Hanks got the fingers' medical identification number and the firefighter tracked it to the family. They're now friends.

Then Hanks follows the story with his own humble assessment of what he does.

"When you feel you have your own giftedness, abilities and your ducks in a row, you can go into these kinds of disasters and actually do quite a bit for others-as long as you also pace yourself and don't get overwhelmed."

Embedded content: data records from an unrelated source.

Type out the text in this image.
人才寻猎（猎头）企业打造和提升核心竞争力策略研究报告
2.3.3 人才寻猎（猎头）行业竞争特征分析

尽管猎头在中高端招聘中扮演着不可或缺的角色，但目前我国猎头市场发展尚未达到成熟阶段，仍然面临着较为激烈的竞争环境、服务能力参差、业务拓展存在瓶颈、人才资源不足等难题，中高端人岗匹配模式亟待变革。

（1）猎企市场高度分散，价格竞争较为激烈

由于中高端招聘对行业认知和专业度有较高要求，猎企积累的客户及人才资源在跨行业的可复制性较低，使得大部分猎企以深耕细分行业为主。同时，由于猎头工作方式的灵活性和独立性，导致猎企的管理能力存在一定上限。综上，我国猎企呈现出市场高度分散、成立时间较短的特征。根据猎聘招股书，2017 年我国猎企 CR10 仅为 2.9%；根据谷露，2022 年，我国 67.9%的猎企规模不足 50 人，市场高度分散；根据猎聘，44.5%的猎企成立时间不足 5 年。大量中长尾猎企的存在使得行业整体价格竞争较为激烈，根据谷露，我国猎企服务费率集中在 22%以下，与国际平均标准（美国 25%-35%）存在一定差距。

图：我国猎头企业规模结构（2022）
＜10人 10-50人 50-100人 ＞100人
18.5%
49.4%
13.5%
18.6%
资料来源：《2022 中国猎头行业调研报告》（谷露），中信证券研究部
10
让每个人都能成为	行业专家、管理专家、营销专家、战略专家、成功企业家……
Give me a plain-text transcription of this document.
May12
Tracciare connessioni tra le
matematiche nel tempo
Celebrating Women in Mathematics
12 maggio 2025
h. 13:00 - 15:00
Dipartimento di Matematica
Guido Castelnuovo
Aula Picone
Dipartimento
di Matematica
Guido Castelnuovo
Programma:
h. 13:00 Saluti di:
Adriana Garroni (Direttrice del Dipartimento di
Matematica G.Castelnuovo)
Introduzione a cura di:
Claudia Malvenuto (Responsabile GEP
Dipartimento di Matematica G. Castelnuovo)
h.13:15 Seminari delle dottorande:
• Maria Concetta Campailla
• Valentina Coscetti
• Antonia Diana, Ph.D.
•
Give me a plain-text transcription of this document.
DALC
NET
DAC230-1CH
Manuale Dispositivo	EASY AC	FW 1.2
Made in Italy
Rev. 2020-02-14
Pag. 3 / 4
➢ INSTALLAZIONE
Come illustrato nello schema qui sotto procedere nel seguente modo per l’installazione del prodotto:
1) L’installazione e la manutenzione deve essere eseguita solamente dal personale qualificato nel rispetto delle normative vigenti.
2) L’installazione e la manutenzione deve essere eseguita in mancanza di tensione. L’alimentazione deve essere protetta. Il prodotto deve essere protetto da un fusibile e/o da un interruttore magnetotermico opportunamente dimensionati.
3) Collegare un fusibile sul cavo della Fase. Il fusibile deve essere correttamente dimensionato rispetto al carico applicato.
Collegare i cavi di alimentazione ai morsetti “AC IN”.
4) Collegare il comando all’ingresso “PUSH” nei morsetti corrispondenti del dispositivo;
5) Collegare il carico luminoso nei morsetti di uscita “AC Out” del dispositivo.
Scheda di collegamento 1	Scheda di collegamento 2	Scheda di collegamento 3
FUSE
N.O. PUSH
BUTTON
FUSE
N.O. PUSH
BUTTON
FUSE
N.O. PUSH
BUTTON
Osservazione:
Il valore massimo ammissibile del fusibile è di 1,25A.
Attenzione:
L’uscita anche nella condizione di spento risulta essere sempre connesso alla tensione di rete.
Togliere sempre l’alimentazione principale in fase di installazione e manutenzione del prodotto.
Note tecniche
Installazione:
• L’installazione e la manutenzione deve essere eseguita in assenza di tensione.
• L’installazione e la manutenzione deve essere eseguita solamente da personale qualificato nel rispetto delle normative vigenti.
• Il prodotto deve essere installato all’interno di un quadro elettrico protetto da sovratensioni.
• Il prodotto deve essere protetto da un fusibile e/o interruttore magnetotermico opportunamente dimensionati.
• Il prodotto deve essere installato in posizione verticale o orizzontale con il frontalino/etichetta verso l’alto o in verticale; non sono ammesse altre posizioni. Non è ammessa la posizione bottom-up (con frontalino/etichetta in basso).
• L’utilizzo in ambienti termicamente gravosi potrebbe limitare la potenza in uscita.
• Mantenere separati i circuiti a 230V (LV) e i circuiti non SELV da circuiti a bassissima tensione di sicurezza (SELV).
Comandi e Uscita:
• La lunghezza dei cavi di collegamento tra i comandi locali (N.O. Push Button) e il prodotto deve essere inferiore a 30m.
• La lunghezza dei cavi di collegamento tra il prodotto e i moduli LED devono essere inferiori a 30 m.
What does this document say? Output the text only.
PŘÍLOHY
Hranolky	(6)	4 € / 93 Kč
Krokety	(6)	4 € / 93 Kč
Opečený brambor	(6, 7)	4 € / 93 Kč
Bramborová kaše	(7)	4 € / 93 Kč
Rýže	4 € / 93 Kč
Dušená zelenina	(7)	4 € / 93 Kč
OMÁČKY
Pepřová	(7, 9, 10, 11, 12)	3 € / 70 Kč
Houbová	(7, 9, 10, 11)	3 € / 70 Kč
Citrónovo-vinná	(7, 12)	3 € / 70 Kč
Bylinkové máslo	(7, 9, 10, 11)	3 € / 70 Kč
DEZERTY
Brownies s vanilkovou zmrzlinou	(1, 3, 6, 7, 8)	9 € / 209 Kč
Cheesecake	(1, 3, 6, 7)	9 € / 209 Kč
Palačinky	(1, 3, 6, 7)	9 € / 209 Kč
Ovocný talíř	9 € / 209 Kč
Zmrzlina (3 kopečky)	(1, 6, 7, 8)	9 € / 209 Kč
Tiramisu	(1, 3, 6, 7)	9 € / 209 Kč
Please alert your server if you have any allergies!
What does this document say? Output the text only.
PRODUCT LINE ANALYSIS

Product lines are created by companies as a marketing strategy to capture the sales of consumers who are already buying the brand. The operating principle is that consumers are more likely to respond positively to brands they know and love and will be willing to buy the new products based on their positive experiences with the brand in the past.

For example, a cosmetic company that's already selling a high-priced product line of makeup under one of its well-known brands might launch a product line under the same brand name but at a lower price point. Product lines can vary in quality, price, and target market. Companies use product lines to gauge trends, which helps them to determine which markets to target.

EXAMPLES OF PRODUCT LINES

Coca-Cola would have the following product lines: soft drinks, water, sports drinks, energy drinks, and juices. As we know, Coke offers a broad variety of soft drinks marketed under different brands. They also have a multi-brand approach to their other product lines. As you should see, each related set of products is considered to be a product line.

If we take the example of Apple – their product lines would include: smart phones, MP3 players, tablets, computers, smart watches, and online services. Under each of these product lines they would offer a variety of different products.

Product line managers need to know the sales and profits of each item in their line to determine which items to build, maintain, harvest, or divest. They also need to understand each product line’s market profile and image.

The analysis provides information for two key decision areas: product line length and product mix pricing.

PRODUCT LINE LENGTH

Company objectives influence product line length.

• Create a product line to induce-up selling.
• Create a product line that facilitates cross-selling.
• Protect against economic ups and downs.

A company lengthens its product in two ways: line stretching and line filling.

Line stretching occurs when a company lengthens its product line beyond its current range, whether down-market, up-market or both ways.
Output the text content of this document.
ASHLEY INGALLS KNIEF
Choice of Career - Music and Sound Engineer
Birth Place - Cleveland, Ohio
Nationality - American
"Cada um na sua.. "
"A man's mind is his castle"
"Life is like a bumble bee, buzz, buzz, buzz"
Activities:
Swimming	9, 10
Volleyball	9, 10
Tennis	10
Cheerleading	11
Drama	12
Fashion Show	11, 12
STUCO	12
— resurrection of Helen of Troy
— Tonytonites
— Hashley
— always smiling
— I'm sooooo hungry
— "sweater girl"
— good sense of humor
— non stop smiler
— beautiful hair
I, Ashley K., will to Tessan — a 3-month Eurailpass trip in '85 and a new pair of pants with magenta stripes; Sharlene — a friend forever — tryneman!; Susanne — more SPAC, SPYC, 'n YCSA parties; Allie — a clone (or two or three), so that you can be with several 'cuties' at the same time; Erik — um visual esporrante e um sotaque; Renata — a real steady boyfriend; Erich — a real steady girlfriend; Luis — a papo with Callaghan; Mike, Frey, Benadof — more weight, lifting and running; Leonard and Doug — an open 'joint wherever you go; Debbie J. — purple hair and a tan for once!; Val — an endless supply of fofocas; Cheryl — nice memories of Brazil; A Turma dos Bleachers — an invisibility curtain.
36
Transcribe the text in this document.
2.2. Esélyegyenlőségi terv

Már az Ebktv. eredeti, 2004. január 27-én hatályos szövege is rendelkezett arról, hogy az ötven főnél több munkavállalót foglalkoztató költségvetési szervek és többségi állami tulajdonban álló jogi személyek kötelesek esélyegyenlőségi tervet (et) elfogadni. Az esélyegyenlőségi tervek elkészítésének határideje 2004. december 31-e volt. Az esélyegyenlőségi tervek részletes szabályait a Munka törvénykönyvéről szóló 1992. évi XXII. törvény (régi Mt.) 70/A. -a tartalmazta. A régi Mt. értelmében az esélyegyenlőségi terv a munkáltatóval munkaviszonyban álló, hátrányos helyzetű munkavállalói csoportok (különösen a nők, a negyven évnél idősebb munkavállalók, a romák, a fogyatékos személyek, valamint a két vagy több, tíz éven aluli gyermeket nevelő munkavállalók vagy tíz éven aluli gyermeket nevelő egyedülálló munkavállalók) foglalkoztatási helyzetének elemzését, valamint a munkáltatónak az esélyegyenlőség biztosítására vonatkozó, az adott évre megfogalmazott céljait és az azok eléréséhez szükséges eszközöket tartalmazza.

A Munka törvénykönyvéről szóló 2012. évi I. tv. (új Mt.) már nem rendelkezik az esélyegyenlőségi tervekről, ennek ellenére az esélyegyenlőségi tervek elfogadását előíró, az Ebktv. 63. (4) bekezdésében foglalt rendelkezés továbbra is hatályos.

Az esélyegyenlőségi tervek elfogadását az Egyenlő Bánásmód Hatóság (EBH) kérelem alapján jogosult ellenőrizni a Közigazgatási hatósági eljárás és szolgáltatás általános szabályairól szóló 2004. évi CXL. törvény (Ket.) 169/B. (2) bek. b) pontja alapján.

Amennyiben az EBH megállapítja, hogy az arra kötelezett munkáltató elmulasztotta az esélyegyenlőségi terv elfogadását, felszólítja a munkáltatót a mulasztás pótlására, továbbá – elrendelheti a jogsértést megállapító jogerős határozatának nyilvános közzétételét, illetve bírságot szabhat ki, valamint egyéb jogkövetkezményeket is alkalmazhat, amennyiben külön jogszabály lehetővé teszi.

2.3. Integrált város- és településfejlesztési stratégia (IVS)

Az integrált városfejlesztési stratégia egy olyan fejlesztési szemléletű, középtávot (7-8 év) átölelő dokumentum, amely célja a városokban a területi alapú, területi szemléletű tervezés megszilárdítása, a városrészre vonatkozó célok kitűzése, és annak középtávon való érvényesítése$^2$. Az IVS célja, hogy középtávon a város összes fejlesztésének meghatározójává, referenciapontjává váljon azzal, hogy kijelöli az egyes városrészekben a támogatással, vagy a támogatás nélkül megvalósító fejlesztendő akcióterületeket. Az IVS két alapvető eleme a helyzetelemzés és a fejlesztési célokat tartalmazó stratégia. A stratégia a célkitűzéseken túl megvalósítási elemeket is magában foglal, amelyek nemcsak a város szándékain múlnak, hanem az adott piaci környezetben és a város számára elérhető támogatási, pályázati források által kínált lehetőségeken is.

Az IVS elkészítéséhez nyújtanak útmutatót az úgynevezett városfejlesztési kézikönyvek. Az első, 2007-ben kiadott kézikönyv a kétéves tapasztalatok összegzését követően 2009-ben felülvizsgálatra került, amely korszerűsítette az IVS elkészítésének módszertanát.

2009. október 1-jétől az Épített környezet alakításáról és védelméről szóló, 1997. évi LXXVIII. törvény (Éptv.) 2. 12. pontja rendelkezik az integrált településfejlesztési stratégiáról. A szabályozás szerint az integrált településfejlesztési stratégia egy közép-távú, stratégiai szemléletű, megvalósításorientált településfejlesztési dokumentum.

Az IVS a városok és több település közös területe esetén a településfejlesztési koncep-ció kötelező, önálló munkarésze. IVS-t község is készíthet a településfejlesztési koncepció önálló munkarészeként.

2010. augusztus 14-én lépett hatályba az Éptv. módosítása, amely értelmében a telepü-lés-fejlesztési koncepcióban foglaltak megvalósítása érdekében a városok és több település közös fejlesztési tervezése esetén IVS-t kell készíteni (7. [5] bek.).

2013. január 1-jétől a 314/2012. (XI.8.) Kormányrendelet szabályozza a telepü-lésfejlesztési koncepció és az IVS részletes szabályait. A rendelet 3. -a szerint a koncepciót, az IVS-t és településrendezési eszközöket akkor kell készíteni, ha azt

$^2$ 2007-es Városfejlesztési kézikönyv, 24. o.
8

Seeing the good through the very bad

It's times like these that challenge people's faith. Some lose faith while others gain it.

Hanks is one of the latter group.

"My appreciation and faith in my Creator is much stronger because of this job," he said. "I see it as a privilege and a real blessing to be able to provide that sense of helping-to carry their burden for a little while."

As much as it's given him a stronger faith in God, it's given him a stronger faith in people.

"It's given me some very interesting glimpses of mankind at their best," he said. "There's some really cool things happening here in the U.S. when people get together for a common purpose. It has nothing to do with race or politics or who has more than the next guy-it's let's all get out there and do the job.

"It's a privilege to be able to get out there and see this stuff firsthand. I love what I do and I'm thankful for the opportunity to continue to make some small differences."